Fino ad oggi, 9 dicembre non ho nulla ricevuto.[…]. Sono in pensiero per questo denaro, cambierò alcuni nostri dollari di riserva e farò una vaglia alla Tunina, senza attendere oltre”. In una precedente lettere informa il compagno di aver ritirato i suoi documenti al commissariato di polizia. Scrive tenere parole: “Nella lunga attesa davanti al commissariato, ho ripensato a quando andammo ritirare insieme la ricevuta. Faceva lo stesso freddo; ma allora c’eri tu che mi proteggevi dagli urti e dagli scossoni. E la tua formichina questa volta ne ha presi tanti e faceva tutti i ragionamenti di Don Abbondio!”. Gli amici di sempre sono dispersi nel mondo , i compagni vengono derisi e violentati, i lavoratori sono ovunque sfruttati e prevaricati.
Per Virgilia le difficoltà si moltiplicano in misura esponenziale ed è facile scoraggiarsi: Borghi è partito per gli Stati Uniti e lei nuovamente sola. La fase iniziale, spontanea ed improvvisata dell’emigrazione antifascista volge al termine.
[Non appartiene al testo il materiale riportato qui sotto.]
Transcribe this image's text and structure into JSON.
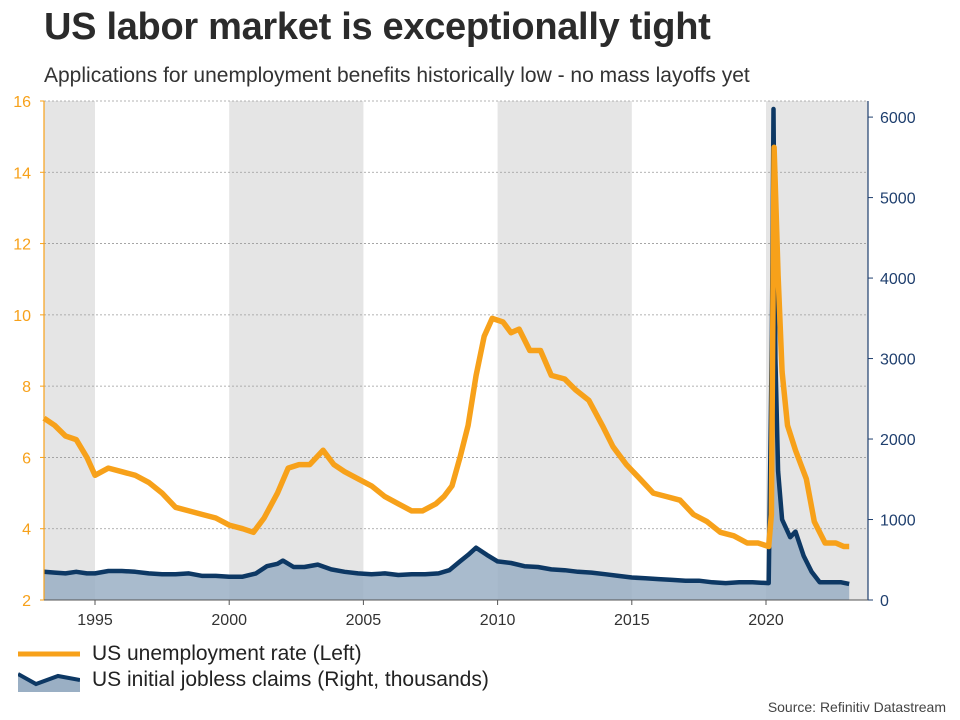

In Italia, gli ultimi ritagli di libertà stanno per essere definitivamente cancellati.
Lo stato totalitario sta per raggiungere la perfezione. Il punto critico dell’emigrazione organizzata va riportato al momento dell’attentato Zamboni contro Mussolini a Bologna, all’ondata di violenze che si scatena contro gli oppositori, alla soppressione di partiti e riviste e alle leggi repressive che seguirono.
Il 5 novembre del 1926, il consiglio dei ministri decide di annullare tutti i passaporti, di impedire con pene severe e con l’obbligo dell’uso delle armi, da parte della milizia confinaria, il passaggio clandestino della frontiere, di istituire il confino di polizia e il tribunale speciale. Proprio in quel periodo, tra gli ultimi mesi del 1926 ed i primi del 1927, escono dall’Italia molti esponenti dei partiti parlamentari, socialisti e parlamentari. L’espatrio clandestino è già un reato. Le frontiere sono vigilate. Alcuni riescono ad emigrare con le famiglie, ma nella maggior parte dei casi queste rimangono in Italia, sorvegliate da agenti fascisti.
L’emigrazione del 1927 contribuisce a consegnare al fenomeno del fuoriuscitismo un suo carattere definitivo. L’autorevolezza dei nuovi emigrati, fra i quali i capi dei partiti socialisti e del partito repubblicano, concorre ad accelerare la formazione dei “partiti in esilio”. Essi trovano una base politica comune ed un accordo con l’emigrazione che li aveva preceduti nella Concentrazione Antifascista, a cui danno vita nell’aprile del 1927. Secondo l’immagine che la stampa fascista presenta agli italiani, la Concentrazione è un centro tenebroso di intrighi e di complotti. In realtà è un accordo tra i fuoriusciti per la propaganda e l’azione all’estero. Alla concentrazione antifascista aderiscono il Partito Socialista e il Partito Socialista dei Lavoratori, il partito Repubblicano , la Confederazione generale del Lavoro, ricostituita in esilio e la Lega Italiana dei Diritti dell’Uomo.